Large Language Model Simulator for Cold-Start Recommendation
Feiran Huang, Yuanchen Bei, Zhenghang Yang, Junyi Jiang, Hao Chen, Qijie Shen, Senzhang Wang, Fakhri Karray, Philip S. Yu
TL;DR
This work tackles the cold-start problem in billion-scale recommender systems by introducing ColdLLM, an LLM-based simulator that generates plausible user interactions for cold items. A coupled funnel framework efficiently narrows the candidate user set to hundreds, enabling scalable behavior simulation and embedding optimization for cold items. The authors jointly train a specialized LLM with a coupled filter to produce high-quality simulated data, demonstrating substantial offline gains in cold-start metrics and a two-week online GMV uplift in a real deployment. These results suggest that leveraging world knowledge in LLMs, combined with efficient filtering and refinement, can significantly mitigate cold-start challenges in large-scale recommender systems with real-world impact.
Abstract
Recommending cold items remains a significant challenge in billion-scale online recommendation systems.
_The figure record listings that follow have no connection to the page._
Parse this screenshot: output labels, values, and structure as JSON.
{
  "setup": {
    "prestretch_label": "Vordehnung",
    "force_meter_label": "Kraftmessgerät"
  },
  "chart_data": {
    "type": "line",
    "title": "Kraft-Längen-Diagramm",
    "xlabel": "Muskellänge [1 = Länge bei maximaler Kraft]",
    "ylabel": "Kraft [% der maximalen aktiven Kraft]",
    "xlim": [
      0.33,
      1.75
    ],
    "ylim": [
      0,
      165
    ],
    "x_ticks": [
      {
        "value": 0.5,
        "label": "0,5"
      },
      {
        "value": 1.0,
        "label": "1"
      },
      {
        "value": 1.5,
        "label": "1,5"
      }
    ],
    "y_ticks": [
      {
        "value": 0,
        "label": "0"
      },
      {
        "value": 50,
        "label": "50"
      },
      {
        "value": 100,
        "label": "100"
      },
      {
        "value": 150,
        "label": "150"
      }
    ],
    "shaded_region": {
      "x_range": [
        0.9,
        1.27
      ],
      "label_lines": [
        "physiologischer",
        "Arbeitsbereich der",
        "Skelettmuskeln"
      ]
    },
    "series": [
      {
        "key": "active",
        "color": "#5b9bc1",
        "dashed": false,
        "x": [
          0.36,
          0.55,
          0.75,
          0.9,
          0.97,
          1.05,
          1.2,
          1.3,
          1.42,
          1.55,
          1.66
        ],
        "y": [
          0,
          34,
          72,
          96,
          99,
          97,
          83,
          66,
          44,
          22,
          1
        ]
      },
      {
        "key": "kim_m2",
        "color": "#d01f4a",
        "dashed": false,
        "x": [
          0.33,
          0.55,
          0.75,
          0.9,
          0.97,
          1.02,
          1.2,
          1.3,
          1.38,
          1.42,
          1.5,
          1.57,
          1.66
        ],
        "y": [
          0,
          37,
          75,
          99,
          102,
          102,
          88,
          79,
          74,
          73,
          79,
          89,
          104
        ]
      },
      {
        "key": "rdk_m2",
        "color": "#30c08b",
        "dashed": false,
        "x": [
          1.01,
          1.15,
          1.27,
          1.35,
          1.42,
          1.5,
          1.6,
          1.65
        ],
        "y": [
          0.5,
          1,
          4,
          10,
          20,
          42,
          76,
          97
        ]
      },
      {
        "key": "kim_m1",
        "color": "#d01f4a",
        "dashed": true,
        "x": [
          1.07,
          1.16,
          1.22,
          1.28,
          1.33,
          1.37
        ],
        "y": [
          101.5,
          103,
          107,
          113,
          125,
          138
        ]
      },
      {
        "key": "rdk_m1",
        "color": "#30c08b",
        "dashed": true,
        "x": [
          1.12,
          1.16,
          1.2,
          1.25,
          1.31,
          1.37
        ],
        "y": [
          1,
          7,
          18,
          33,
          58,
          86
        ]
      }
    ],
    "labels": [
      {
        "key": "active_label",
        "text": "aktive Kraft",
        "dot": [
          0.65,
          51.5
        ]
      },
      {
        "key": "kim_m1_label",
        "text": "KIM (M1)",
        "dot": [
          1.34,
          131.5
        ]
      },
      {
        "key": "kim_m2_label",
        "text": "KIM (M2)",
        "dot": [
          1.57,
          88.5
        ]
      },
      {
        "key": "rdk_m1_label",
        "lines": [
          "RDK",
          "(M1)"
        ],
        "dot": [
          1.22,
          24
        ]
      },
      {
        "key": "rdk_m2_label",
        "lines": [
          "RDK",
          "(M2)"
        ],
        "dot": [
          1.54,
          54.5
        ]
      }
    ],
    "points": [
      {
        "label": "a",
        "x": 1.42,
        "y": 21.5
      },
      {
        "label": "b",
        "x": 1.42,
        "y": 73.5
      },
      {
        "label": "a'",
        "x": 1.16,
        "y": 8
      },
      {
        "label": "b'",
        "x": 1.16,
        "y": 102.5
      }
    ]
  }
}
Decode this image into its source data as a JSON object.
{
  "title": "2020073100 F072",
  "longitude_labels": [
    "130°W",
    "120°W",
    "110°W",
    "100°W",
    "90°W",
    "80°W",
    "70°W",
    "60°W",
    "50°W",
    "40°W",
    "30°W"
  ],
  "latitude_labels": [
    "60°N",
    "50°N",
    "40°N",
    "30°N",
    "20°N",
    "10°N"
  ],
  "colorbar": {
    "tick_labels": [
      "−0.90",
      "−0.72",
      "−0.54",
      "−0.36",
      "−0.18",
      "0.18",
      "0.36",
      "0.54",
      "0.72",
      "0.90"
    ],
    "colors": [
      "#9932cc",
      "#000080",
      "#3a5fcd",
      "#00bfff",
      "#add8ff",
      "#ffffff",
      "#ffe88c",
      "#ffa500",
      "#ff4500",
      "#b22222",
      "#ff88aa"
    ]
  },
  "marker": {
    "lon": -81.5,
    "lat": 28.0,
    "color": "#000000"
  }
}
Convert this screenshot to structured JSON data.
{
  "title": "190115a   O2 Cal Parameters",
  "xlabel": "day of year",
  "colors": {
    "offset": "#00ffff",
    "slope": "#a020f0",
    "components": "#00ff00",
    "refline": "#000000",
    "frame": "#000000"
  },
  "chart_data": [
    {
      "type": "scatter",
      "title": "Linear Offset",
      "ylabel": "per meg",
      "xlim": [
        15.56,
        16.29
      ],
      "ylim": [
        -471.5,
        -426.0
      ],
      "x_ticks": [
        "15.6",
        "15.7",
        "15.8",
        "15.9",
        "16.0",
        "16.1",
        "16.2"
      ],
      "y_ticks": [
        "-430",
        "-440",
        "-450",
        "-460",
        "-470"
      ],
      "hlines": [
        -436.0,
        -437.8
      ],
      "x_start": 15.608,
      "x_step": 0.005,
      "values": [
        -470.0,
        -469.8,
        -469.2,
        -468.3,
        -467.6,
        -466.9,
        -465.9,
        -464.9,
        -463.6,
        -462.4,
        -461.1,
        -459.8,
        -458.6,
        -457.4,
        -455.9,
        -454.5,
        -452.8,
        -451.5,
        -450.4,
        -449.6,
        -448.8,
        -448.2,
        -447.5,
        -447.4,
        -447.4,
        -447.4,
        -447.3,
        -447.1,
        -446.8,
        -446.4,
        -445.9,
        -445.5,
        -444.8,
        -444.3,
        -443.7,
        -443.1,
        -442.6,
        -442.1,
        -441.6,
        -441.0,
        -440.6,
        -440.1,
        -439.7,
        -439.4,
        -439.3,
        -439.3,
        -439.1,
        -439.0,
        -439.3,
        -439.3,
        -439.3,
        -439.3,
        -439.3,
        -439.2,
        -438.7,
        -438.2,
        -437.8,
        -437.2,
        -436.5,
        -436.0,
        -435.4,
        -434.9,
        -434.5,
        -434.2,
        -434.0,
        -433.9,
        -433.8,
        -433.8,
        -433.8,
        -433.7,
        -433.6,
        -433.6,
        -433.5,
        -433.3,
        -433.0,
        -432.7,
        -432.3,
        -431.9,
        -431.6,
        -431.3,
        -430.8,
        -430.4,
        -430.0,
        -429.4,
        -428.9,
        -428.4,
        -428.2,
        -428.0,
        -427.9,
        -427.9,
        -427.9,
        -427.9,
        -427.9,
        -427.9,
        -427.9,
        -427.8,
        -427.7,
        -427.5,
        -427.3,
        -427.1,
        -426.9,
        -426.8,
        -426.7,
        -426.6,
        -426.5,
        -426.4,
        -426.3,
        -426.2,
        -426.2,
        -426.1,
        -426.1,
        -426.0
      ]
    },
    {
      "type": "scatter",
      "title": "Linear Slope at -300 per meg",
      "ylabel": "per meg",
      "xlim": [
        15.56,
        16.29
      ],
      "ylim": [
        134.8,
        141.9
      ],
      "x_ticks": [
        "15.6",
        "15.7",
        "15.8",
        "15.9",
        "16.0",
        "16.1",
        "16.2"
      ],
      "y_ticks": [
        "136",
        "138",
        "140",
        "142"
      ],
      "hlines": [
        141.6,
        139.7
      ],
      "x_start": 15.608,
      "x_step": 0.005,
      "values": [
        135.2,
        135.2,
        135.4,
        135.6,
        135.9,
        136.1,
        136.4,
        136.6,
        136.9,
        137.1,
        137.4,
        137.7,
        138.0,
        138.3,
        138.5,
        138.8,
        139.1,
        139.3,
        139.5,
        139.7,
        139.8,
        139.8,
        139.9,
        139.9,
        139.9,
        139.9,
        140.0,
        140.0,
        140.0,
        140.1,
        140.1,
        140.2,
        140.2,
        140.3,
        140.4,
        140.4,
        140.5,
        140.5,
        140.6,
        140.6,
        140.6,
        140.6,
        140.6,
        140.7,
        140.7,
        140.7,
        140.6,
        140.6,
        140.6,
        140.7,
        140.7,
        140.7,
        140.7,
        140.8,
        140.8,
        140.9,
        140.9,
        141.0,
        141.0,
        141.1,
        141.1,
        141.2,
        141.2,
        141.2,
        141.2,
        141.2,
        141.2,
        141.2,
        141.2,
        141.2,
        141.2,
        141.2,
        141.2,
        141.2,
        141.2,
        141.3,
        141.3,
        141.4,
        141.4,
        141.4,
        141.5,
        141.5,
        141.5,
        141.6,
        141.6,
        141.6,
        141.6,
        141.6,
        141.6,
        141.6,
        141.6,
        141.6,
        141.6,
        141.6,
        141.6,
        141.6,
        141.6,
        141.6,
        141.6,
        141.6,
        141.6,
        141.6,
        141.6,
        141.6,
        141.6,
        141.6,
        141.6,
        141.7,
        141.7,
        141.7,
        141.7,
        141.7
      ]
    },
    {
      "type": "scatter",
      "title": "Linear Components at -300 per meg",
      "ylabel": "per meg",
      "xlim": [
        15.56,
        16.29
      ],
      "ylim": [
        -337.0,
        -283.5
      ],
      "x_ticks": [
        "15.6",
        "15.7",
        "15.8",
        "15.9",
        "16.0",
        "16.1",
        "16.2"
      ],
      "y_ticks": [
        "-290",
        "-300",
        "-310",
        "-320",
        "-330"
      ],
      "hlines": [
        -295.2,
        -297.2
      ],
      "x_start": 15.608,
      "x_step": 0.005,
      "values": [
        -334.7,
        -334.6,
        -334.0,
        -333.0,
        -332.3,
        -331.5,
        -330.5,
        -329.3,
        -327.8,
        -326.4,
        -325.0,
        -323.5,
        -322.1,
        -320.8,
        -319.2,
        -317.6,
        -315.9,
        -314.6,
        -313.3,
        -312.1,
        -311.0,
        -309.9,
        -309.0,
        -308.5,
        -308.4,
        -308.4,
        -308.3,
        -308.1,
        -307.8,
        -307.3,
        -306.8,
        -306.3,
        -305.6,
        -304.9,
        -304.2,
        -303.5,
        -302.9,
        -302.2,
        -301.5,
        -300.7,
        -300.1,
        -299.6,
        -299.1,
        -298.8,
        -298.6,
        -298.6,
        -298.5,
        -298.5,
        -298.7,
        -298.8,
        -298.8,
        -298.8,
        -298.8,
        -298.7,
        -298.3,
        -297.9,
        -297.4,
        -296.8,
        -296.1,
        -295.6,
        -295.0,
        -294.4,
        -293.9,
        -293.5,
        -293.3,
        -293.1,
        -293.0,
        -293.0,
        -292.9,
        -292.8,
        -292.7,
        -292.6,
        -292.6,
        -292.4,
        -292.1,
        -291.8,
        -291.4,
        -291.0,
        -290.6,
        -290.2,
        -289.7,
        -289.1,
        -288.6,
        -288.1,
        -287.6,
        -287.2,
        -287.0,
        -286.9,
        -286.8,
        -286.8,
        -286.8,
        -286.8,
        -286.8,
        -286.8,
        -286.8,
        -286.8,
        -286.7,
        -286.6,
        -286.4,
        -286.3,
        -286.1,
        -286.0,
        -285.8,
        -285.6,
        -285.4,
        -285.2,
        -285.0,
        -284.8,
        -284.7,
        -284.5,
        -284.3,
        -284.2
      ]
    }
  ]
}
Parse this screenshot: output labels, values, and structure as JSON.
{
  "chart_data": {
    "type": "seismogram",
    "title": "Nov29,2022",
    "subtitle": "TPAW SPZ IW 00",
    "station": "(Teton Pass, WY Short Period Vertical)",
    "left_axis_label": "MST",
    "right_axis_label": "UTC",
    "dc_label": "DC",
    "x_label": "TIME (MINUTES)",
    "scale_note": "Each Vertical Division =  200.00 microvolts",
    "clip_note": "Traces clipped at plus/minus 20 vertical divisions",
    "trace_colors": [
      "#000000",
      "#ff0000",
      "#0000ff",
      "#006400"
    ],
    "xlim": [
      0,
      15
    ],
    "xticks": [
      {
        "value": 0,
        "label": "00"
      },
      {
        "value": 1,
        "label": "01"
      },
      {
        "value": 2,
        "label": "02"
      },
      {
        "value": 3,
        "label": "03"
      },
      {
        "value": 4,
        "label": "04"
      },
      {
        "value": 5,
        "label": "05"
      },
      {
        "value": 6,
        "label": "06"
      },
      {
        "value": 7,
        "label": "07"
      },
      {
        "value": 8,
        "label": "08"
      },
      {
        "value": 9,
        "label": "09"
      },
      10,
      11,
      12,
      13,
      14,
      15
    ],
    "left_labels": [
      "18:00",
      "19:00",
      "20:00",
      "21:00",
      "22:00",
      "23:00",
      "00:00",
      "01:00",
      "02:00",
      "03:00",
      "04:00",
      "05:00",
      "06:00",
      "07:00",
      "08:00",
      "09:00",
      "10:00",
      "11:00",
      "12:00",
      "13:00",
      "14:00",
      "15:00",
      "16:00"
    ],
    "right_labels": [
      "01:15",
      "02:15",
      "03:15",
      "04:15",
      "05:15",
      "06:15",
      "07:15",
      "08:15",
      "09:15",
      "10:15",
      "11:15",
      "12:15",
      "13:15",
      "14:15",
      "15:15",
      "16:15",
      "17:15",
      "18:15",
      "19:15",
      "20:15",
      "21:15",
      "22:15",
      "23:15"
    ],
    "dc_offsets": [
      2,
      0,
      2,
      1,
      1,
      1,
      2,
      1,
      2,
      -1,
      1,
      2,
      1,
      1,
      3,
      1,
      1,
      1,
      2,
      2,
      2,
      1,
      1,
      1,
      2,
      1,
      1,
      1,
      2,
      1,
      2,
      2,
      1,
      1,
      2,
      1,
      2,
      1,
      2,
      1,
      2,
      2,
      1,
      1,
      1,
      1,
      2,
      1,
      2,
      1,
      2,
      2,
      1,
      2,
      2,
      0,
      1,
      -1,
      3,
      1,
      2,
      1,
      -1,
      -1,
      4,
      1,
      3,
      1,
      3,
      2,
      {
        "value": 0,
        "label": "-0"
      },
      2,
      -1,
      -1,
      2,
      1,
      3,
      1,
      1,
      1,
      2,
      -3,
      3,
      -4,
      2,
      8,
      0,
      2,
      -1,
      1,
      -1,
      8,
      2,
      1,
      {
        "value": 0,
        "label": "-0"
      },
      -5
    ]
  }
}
While warm items benefit from historical user behaviors, cold items rely solely on content features, limiting their recommendation performance and impacting user experience and revenue. Current models generate synthetic behavioral embeddings from content features but fail to address the core issue: the absence of historical behavior data. To tackle this, we introduce the LLM Simulator framework, which leverages large language models to simulate user interactions for cold items, fundamentally addressing the cold-start problem. However, simply using LLM to traverse all users can introduce significant complexity in billion-scale systems. To manage the computational complexity, we propose a coupled funnel ColdLLM framework for online recommendation. ColdLLM efficiently reduces the number of candidate users from billions to hundreds using a trained coupled filter, allowing the LLM to operate efficiently and effectively on the filtered set. Extensive experiments show that ColdLLM significantly surpasses baselines in cold-start recommendations, including Recall and NDCG metrics. A two-week A/B test also validates that ColdLLM can effectively increase the cold-start period GMV.